Significant Impact OER Award , OER Award

Understanding Homelessness in Canada: From the Street to the Classroom

Trent University and Canadian Observatory on Homelessness (Canada)

Homelessness as a contemporary issue is deceptively complex. Despite its high prevalence, it is not a topic many people have studied formally. As a result, much of what the general public knows, or believes they know, about homelessness comes from public representations shown in the media and encounters with people sleeping outside in urban spaces. These one-dimensional portrayals fail to capture the range and depth of homelessness as something people experience, but also as a social and structural issue that results from decisions we make as a society.

To specifically challenge these perceptions, and encourage learners to think more deeply, a team at Trent University and the Canadian Observatory on Homelessness developed the online higher education resource “Understanding Homelessness in Canada: From the Street to the Classroom.”

Published in February 2022, this multi-functional resource published in Pressbooks has been used as an online course, open-access textbook, video and podcast series, and professional development resource. Key to the success of this initiative is the combining of expert knowledge through recorded interviews with leading researchers, co-authorship of people with lived homelessness experience, and exceptional online learning design and implementation, with multi-media accessibility at its heart.

It is critical in the creation and development of such resource to include authors with lived experiences of homelessness.
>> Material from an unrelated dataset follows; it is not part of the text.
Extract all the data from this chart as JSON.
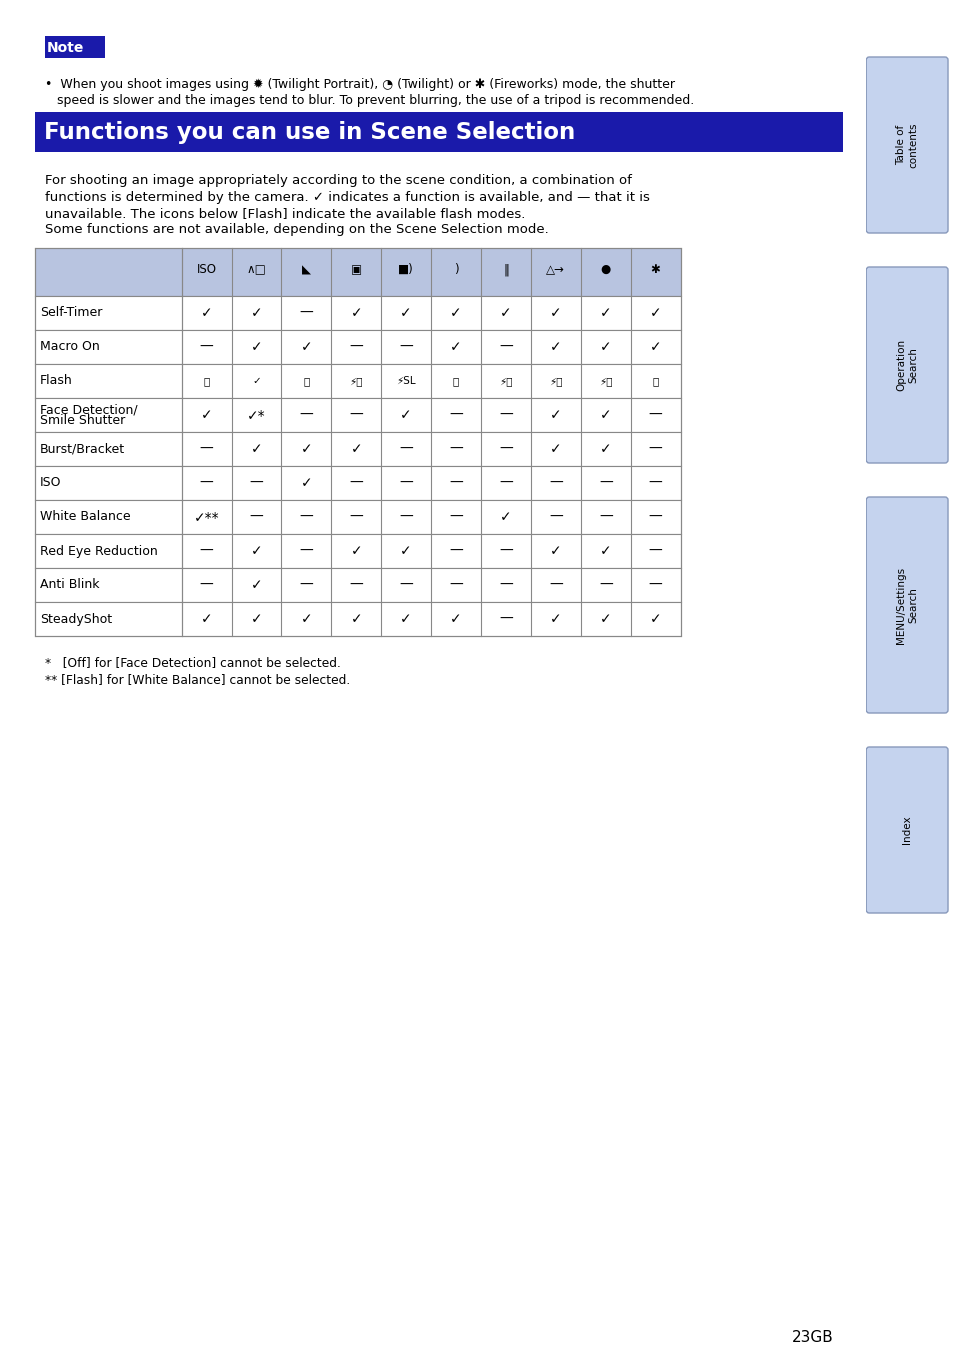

Two of the e-book’s four co-authors have lived experience of homelessness and now work in community addictions outreach roles. Their experiences and perspectives helped shape the resource throughout, and supported the research in the real-world scenarios provided. The e-book addresses homelessness across Canada, with perspectives from 26 highly regarded homelessness researchers from coast to coast. The companion podcast and YouTube channel were created to allow learners to revisit e-book material in accessible formats which support their learning.

Listen to “Introduction 1.2 – How do we know what we know about homelessness?” on Spreaker.
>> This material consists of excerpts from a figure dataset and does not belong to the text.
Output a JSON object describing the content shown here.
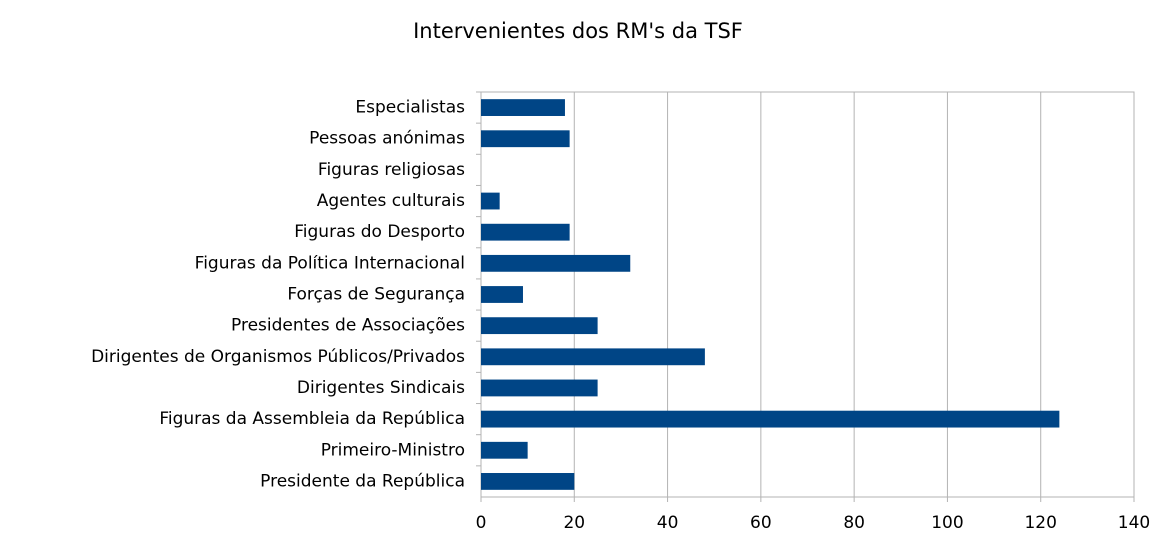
{
  "chart_data": {
    "type": "bar",
    "orientation": "horizontal",
    "title": "Intervenientes dos RM's da TSF",
    "categories": [
      "Especialistas",
      "Pessoas anónimas",
      "Figuras religiosas",
      "Agentes culturais",
      "Figuras do Desporto",
      "Figuras da Política Internacional",
      "Forças de Segurança",
      "Presidentes de Associações",
      "Dirigentes de Organismos Públicos/Privados",
      "Dirigentes Sindicais",
      "Figuras da Assembleia da República",
      "Primeiro-Ministro",
      "Presidente da República"
    ],
    "values": [
      18,
      19,
      0,
      4,
      19,
      32,
      9,
      25,
      48,
      25,
      124,
      10,
      20
    ],
    "color": "#004586",
    "xlim": [
      0,
      140
    ],
    "xticks": [
      0,
      20,
      40,
      60,
      80,
      100,
      120,
      140
    ],
    "grid": true
  }
}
“Understanding Homelessness in Canada” engages learners in critical discussions about real world social issues alongside leading researchers in the field and people with lived experience. Its design is both thoughtful and intentional– the multi-modal and accessible style is an example of best practices in online education. Trent Online e-learning experts Stephanie Ferguson, Josh Andrews, and James Bailey alongside Dr. Kristy Buccieri and Dr. Cyndi Gilmer, Associate Professors in the fields of Sociology/Criminology and Nursing, shepherded this project to completion.

The partnership with the Canadian Observatory on Homelessness (COH) and the use of material from the Homeless Hub is an example of how open education resources can extend beyond educational institutions to community, government, not-for-profit and social justice spheres and become catalysts for social change. This partnership has also enabled the sustainability of the open education resource long-term.

This project has impacted my conception of what is possible and what can be achieved both within online education at the post-secondary level as well as the impact that open education can have as a catalyst for changing social views, raising the national consciousness, and pushing the needle toward social justice accross a wide range of fields.

Award Nominator

This work shines a spotlight on a population of individuals that is regularly marginalized at best and forgotten at worst but no less worthy of attention than any other humans. Beyond the content, the format is a model for multimodality, engagement, interactivity, and accessibility. And the high number of collaborators who came together to contribute to the work clearly has contributed to its excellence.

Award Reviewer

About Significant Impact OER Award

This award recognizes high-quality innovative teaching and learning materials openly shared that has also demonstratively had a major impact on accessibility, distribution, remix, learning, or social change. These include but are not limited to Open Courses, Open Textbooks, Videos / Simulations / Animations, Audio / Audiobook, etc.